An improved understanding of flow characteristics and imbibition processes in the highly complex natural fracture network of the Spraberry reservoir has been realized through detailed reservoir simulation. Hydrocarbon storage in the Spraberry is primarily in the low permeability (<0.5 md) matrix, while fractures provide nearly all flow capacity. Matrix imbibition processes play a critical role in waterflood performance of the naturally-fractured Spraberry reservoir. Although complex fracture and matrix systems can be represented in high resolution static geological models and discrete fracture networks, fine-scale dynamic flow behavior is typically lost in reservoir simulators due to grid coarsening required to manage simulation run times. For this study, grid resolution included simulation grid blocks (1x1 ft) smaller than average fracture spacing (3 ft). This resulted in pure matrix cells and cells containing both matrix and fractures. Explicit modeling of the fracture network, requiring over a million grid blocks to model a 5-acre area, would be impractical to use in most reservoir simulators.

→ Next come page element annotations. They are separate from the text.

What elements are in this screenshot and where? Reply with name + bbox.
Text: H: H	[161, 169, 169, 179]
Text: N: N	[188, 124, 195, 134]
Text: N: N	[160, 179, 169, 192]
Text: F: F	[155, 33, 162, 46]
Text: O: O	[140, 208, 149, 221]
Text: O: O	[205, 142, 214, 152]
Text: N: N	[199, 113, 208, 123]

In this study, solutions were obtained with manageable run-times using a reservoir simulator optimized for processing on multi-thread, multi-core CPUs.
High resolution reservoir simulation of a small 5-acre area of the Spraberry provides improved understanding of flow characteristics and imbibition processes involved with waterflooding the low permeability, complexly fractured Spraberry reservoir. It also provides insight to impacts of variations in rock-fluid properties and parameters used to characterize the fracture system. The simulation model improves accuracy of calculating upscaled effective properties for use in coarsely-gridded dual-porosity models. This work can lead to increased efficiencies of Spraberry waterflood performance and allow for improved accuracy of reservoir simulation modeling of naturally fractured reservoirs.
Complex systems involving both matrix and natural fractures, like that seen in the Spraberry1,2, can be represented in high resolution static geological models. Modeling their unique contributions to flow at a fine scale in a dynamic reservoir simulator is important because water-imbibition displacement takes place at the interface between these two systems and can be the key driver to recovery in fractured reservoirs3,4,5. However, fine-scale modeling in a dynamic reservoir simulator becomes problematic due to lengthy run-times. Therefore, the user is typically forced to coarsen the dynamic model grid and upscale properties combining contributions from both matrix and natural fracture systems into effective properties. A side-effect of averaging these two systems over a large area is that their fine-scale interaction is then less preserved, understood, visualized in the simulator. This also leads to the danger of using incorrect upscaled properties in the coarse model. Upscaled properties can be estimated from many different statistical or flow-based techniques6, all of which may be inaccurate if not calibrated.